As local political parties prepare to meet the American diplomat Richard Haass, UTV examines the controversial issues which are on his agenda.

Haass debate

Former US envoy Dr Haass will fly in to Northern Ireland in just over two weeks.

He was chosen by the Executive to lead all-party talks and will be examining issues such as parades, flags and emblems and dealing with the past.

It comes on the back of a contentious marching season and the unrest which followed the removal of the Union Flag from Belfast City Hall in December – a decision which cost millions to police and proved how divisive flags and emblems can be.

Billy Hutchinson, PUP leader, said: “The way the flag came down at City Hall has certainly hardened people’s attitudes and I think it probably damaged good relations in Belfast.

“It probably put it back 10 or 15 years, but people need to recognise that while they do these things and then talk about reconciliation nobody is going to listen to them. Republicans need to recognise that and recognise that there is a British culture and they can’t get rid of it.”

Sinn Féin’s Niall Ó Donnghaile said: “While Belfast City Hall has made some modest progress in terms of reflecting and representing the background and the culture and tradition that I come from it still isn’t enough.

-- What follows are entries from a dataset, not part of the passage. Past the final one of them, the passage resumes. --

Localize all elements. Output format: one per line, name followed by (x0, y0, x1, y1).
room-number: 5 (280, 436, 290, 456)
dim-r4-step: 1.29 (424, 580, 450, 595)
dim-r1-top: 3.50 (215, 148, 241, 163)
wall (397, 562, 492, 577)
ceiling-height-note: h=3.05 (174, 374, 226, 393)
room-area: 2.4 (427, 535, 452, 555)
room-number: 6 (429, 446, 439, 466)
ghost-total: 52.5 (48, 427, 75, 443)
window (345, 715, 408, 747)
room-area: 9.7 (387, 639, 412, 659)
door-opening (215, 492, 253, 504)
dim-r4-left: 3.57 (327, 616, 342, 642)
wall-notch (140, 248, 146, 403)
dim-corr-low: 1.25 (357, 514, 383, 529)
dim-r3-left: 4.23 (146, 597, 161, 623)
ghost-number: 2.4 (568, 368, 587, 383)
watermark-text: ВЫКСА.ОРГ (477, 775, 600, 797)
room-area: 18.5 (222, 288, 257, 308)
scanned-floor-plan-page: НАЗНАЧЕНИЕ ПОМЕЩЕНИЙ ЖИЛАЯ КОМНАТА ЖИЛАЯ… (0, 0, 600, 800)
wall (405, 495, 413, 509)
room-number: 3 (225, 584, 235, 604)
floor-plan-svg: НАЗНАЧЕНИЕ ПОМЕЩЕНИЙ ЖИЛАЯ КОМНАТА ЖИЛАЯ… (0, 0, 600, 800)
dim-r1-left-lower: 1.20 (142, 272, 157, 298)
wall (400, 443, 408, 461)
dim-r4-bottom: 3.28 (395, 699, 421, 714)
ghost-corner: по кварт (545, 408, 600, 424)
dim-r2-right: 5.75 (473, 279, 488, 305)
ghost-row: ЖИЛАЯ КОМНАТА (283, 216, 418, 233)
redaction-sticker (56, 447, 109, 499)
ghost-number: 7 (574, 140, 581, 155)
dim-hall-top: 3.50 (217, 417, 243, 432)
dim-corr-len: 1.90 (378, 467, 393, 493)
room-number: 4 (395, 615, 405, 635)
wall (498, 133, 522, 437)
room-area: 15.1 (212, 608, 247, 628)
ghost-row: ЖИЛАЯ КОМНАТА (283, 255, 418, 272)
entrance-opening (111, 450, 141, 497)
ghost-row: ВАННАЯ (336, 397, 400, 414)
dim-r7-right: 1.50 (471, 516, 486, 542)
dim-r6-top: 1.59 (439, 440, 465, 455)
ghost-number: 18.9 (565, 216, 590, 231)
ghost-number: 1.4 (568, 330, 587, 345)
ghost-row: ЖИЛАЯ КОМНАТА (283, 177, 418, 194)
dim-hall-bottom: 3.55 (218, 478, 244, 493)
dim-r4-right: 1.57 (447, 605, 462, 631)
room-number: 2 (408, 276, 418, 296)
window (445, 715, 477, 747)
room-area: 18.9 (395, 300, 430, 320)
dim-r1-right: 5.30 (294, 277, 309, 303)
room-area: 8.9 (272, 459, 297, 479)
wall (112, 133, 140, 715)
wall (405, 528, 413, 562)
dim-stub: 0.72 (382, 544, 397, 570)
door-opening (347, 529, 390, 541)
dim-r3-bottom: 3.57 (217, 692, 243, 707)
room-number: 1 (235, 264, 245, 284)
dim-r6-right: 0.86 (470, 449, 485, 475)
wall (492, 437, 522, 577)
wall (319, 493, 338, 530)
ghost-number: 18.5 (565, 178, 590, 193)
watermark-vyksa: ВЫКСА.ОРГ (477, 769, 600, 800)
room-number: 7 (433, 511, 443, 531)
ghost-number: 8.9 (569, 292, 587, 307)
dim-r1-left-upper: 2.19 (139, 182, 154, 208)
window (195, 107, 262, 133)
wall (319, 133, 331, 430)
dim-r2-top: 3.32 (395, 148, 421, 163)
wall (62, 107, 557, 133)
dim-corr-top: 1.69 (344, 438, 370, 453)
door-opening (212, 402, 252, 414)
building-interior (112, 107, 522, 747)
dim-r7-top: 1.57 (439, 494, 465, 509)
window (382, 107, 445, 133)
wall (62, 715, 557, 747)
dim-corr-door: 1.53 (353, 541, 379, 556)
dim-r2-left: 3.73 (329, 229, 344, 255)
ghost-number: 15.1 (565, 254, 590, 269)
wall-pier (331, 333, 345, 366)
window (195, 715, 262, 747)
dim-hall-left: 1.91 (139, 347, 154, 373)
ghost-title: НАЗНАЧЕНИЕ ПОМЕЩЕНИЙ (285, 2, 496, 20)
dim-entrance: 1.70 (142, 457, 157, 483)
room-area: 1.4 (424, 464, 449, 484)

“The place is bedecked with British army, British royals, British imperial history, British flags all over the buildings so the notion I think that there is an attack or an erosion on people’s Britishness in here at City Hall is a falsehood.”

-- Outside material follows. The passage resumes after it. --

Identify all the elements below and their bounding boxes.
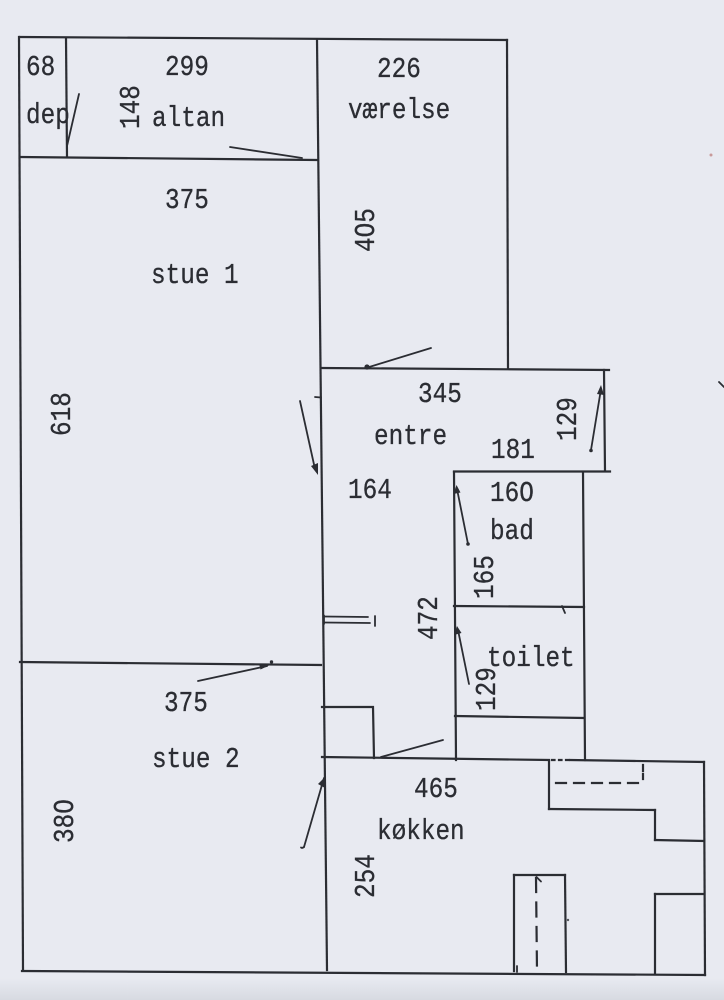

The fallout from the removal of the flag has seen an upsurge of flag displays and symbolism in loyalist areas – and while the daily protests have gone, the anger has not.

It links in with the sense that loyalists are losing – if you take that they have dominated the public space in terms of flags and parades then it is most obvious that it is their displays that are more likely to become restricted

Dr Dominic Bryan

When the Sinn Féin Lord Mayor of Belfast attempted to open a children’s play park in the Woodvale area of the city this month he was assaulted and harangued by a loyalist mob.

It is into this poisonous atmosphere that Richard Haass is hoping to find a solution, but those who have studied the issue say solutions have already been largely identified.

Dr Dominic Bryan said: “It’s quite difficult but I would say a relatively low level form of regulation, similar maybe to those that have done on election posters which all go up on lampposts and have to be taken down.

“Councils are usually the people who are looking at this and I would say some very low regulation, now you want to avoid I think something bureaucratic.”

But with regulation comes the issue of enforcement.

Northern Ireland already has a flags protocol. It has been in place since 2005, and in it the PSNI are the lead agency.

However, policing in a political vacuum can sometimes make the problem worse.

East Belfast MP Naomi Long said: “There needs to be a clear lead agency that deals with the issue that allows people to register to put those emblems up, that ensures that when enforcement comes there is enforcement action taken.

“I think the police and other agencies then need to be willing to step up and play their role but ultimately we need political support for that.”

So finding an answer may not be issue – enforcing it could be the problem.

Political commentator Brian Feeney said: “If you don’t have legislation and it’s not illegal, there’s nothing to stop local people, local UDA or UVF – who are rivals in many parts of Belfast in particular – sticking up flags to prove it’s their area. You’ve got to have some way to deal with that and it means the police being able to arrest them.”

The issue of flags and emblems raises many difficult questions for our politicians.

However if they are unable to find the answers – or stand by them in the face of any future dispute – Richard Haass may find his task impossible.